The InnoDB FULLTEXT index has special transactional properties due to its caching and batch behavior. Specifically, FULLTEXT index updates and inserts are handled at transaction commit time, which means FULLTEXT search can only see committed data. The following example demonstrates this behavior. The FULLTEXT search returns only the result after the inserted row has been committed.

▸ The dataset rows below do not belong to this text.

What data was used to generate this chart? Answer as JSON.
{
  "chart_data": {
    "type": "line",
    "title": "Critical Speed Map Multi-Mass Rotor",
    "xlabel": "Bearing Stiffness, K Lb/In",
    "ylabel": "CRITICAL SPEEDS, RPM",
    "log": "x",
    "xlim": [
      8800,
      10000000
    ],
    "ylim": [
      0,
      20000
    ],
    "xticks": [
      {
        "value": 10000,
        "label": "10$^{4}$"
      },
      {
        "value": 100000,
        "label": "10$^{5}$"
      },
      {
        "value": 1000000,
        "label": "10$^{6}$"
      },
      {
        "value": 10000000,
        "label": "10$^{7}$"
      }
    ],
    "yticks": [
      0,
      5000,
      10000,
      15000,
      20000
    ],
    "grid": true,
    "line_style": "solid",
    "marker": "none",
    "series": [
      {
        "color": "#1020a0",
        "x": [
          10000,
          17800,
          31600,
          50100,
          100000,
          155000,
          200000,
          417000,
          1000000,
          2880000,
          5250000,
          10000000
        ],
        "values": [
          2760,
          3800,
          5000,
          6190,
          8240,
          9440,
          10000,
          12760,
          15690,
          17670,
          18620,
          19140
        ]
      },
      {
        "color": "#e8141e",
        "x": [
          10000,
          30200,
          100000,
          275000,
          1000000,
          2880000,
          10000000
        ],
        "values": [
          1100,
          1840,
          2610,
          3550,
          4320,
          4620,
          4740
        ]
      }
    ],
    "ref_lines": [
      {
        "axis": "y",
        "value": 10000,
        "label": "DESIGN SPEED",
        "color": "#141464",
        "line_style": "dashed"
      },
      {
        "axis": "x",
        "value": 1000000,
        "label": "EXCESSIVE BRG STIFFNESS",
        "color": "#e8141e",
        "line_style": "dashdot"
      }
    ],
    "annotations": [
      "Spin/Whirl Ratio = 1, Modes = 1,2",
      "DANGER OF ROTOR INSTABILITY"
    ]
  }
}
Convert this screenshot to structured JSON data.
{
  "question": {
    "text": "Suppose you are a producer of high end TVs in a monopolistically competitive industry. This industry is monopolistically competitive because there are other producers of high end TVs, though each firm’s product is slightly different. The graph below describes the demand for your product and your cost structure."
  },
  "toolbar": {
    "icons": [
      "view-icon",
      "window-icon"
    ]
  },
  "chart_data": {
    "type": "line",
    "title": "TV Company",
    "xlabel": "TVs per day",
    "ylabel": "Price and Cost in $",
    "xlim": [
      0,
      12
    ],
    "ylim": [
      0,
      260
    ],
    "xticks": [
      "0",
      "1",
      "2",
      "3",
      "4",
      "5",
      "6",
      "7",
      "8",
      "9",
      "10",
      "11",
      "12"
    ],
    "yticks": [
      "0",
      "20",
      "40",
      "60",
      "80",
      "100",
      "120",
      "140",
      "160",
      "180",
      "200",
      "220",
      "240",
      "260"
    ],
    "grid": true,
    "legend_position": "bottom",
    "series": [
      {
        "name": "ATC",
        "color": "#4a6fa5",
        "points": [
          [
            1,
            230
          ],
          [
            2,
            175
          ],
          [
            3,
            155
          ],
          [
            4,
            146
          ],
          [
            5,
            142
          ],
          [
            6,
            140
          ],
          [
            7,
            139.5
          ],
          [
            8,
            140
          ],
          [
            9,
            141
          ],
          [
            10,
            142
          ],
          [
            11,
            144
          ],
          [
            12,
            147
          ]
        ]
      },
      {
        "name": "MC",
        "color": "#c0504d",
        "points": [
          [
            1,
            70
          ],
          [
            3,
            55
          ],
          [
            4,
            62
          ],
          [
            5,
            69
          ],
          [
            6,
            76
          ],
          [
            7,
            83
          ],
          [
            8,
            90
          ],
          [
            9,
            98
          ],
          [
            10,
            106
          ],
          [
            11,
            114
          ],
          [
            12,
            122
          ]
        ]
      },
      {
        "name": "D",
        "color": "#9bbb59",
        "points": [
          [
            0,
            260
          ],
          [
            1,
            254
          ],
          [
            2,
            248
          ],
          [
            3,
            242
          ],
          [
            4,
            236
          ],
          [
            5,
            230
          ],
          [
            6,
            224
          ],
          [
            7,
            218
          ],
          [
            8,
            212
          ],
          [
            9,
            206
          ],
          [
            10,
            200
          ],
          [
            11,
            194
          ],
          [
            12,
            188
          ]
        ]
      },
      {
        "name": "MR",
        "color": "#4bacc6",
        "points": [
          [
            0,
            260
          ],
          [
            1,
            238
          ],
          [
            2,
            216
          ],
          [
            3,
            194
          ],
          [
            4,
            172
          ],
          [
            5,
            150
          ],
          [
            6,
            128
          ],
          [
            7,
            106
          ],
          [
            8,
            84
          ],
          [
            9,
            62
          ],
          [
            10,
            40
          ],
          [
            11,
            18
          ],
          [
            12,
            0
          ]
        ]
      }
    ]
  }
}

mysql> CREATE TABLE opening_lines (
       id INT UNSIGNED AUTO_INCREMENT NOT NULL PRIMARY KEY,
       opening_line TEXT(500),
       author VARCHAR(200),
       title VARCHAR(200),
       FULLTEXT idx (opening_line)
       ) ENGINE=InnoDB;

mysql> BEGIN;

mysql> INSERT INTO opening_lines(opening_line,author,title) VALUES
       ('Call me Ishmael.'.'Herman Melville'.'Moby-Dick'),
       ('A screaming comes across the sky.'.'Thomas Pynchon'.'Gravity\'s Rainbow'), ('I am an invisible man.', 'Ralph Ellison', 'Invisible Man'), ('Where now? Who now? When now?', 'Samuel Beckett', 'The Unnamable'), ('It was love at first sight.', 'Joseph Heller', 'Catch- 22'), ('All this happened, more or less.', 'Kurt Vonnegut', 'Slaughterhouse-Five'), ('Mrs. Dalloway said she would buy the flowers herself.', 'Virginia Woolf', 'Mrs. Dalloway'), ('It was a pleasure to burn.', 'Ray Bradbury', 'Fahrenheit 451'); mysql> SELECT COUNT(*) FROM opening_lines WHERE MATCH(opening_line) AGAINST('Ishmael'); +----------+ | COUNT(*) | +----------+ | 0 | +----------+ mysql> COMMIT; mysql> SELECT COUNT(*) FROM opening_lines WHERE MATCH(opening_line) AGAINST('Ishmael'); +----------+ | COUNT(*) | +----------+ | 1 | +----------+Copy the code
Monitor InnoDB full-text index

You can monitor and check specific text processing aspects of the index by querying the INFORMATION_SCHEMA table under InnoDB FULLTEXT:

  • INNODB_FT_CONFIG
  • INNODB_FT_INDEX_TABLE
  • INNODB_FT_INDEX_CACHE
  • INNODB_FT_DEFAULT_STOPWORD
  • INNODB_FT_DELETED
  • INNODB_FT_BEING_DELETED

You can also FULLTEXT by querying INNODB_SYS_INDEXES and viewing basic information about indexes and tables INNODB_SYS_TABLES.

For more information, see “InnoDB INFORMATION_SCHEMA FULLTEXT Index Table.”

More content welcome to pay attention to my personal public number “Han Elder brother has words”, 100G artificial intelligence learning materials, a large number of back-end learning materials waiting for you to take.